La déroute du Labour en Irlande doit nous servir d’exemple

Partager cet article

Les élections irlandaises du 26 février n’étaient pas qu’un test pour le gouvernement sortant du Taoiseach (Premier ministre) Enda Kenny. Ce fut  également une épreuve électorale pour les politiques imposées à ce pays par les autorités européennes à partir de 2010. En effet, la politique menée par la coalition sortante, qui regroupait le Fine Gael du premier ministre et les Travaillistes du Labour, n’a pas été celle du programme de ces partis lors des précédentes élections mais celle imposée par la troïka (BCE, FMI, Commission européenne). 

Le Labour irlandais a subi ce 26 février 2016 une débâcle historique. Avec 6,67 %, les Travaillistes réalisent le troisième plus mauvais score de son histoire, le pire depuis 1987. Il perd près de 13 points en cinq ans et n’aura que 6 élus, un seul de plus que l’Alliance contre l’Austérité. Certes, le Labour irlandais n’a jamais vraiment percé dans le pays, bloqué par un Fianna Fáil qui a toujours été perçu comme le parti de la classe moyenne et ouvrière. Il a toujours été très « centriste » et l’ennemi traditionnel du Fine Gael. Mais 2011 et l’éclatement de ce dernier avait donné une chance historique au Labour. Avec 19,5 %, il réalisait alors son meilleur score depuis 1922 et parvenait à séduire les déçus du Fianna Fáil sur un programme anti-austéritaire. Malheureusement il a bradé cette chance en s’alliant avec Enda Kenny. Pour beaucoup de ses électeurs, le Labour n’a pas su jouer suffisamment son rôle d’amortisseur de la politique d’austérité du gouvernement.

Sur les « premières préférences » (les Irlandais établissent des votes par ordre de préférence), le Fine Gael et le Labour obtiennent respectivement 25,52 % et 6,61 %. Ces 32,13 % des voix représentent un recul de 23,6 points. 43 % de l’électorat de la coalition en 2011 l’ont abandonné vendredi dernier. Certes, le Fine Gael demeure la première force d’Irlande, mais c’est une bien piètre consolation : il revient sous son score de 2007, à un niveau assez traditionnel. 

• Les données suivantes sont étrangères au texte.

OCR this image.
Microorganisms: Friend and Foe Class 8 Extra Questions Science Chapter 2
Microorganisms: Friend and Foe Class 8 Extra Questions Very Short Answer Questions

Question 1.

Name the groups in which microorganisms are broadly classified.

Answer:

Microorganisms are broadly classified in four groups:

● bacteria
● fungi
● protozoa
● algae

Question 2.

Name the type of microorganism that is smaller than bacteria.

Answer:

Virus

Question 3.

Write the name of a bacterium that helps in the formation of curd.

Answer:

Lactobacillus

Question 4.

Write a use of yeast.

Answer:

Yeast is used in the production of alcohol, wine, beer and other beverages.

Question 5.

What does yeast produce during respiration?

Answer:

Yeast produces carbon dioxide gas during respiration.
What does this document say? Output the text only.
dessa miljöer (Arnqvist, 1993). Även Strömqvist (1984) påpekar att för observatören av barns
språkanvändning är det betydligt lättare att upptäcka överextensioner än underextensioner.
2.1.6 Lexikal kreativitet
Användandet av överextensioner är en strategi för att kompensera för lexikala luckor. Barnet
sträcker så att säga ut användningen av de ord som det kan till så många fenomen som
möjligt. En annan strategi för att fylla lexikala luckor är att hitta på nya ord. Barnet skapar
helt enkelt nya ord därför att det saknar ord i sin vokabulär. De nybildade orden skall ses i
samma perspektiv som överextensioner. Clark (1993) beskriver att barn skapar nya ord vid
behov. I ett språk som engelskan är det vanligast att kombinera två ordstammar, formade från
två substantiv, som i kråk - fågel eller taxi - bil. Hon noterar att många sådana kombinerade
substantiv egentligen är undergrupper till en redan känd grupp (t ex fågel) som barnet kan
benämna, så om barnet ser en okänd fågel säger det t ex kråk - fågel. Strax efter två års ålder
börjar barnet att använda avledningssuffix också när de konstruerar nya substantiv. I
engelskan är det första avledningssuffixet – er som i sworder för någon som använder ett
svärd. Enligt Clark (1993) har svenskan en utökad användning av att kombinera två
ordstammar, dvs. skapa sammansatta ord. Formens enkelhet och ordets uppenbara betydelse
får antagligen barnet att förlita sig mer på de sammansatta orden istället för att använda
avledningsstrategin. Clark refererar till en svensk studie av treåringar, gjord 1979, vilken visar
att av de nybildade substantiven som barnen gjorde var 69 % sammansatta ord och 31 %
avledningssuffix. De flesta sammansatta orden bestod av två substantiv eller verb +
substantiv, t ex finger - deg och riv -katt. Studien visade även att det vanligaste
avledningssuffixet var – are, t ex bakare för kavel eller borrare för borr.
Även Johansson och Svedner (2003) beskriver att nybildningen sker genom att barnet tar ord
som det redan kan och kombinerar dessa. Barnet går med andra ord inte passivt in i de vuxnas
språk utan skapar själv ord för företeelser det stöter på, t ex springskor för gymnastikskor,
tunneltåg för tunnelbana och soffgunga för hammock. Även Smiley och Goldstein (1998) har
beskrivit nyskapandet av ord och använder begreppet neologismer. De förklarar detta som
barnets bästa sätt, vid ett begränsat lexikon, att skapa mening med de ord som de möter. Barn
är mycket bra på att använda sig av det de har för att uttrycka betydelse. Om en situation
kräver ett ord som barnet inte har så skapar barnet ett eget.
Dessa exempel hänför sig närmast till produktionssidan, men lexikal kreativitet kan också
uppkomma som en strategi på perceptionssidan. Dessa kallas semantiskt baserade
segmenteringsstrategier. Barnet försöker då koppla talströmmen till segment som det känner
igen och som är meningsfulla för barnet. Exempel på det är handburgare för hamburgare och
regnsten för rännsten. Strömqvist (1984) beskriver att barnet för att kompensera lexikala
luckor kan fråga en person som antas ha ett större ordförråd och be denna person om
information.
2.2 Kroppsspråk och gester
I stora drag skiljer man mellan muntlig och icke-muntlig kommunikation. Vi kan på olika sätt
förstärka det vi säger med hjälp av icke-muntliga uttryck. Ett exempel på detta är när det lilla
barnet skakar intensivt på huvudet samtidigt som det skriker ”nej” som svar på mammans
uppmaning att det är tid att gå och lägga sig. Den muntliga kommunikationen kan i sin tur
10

Le premier enseignement de l’élection est que la croissance du PIB ne suffit pas à effacer les effets négatifs de l’austérité. Une économie exemplaire ne garantit pas un sauf-conduit au pouvoir en place. Le Labour a été sévèrement sanctionné car on lui reproche de ne pas en avoir assez fait. Il a été débordé sur sa gauche, ce qui n’a cessé de l’affaiblir. En effet, la gauche radicale avec le Sinn Féin, les Verts et l’Alliance contre l’austérité, obtient le plus haut score de son histoire dans ce pays très conservateur : 20,52 % des voix contre 14 % en 2011.

Enda Kenny a commis une erreur fondamentale en niant cette situation et en centrant son discours sur la « poursuite de la reprise », alors que la majorité des Irlandais vivent encore un quotidien marqué par des problèmes de logement et d’endettement important des familles. Ils ne voient pas les effets, sur leur quotidien, ni de la reprise économique ni de la croissance irlandaise. Seule la diminution du chômage leur donne quelques espoirs passé de 16.5% à moins de 10%.

Le sort du Labour irlandais peut être une leçon pour la sociale-démocratie européenne. Lorsque cette dernière refuse d’incarner une alternative aux politiques libérales de centre-droit, mais au contraire, se fait son bras armé et son allié, elle doit être prête à en payer le prix. Les Verts puis le parti des Progressive Democrats ont connu de pires destinées en disparaissant tout simplement après une période de coalition au pouvoir avec Fianna Fail, sans aucun élu lors des élections suivant leur temps au Gouvernement.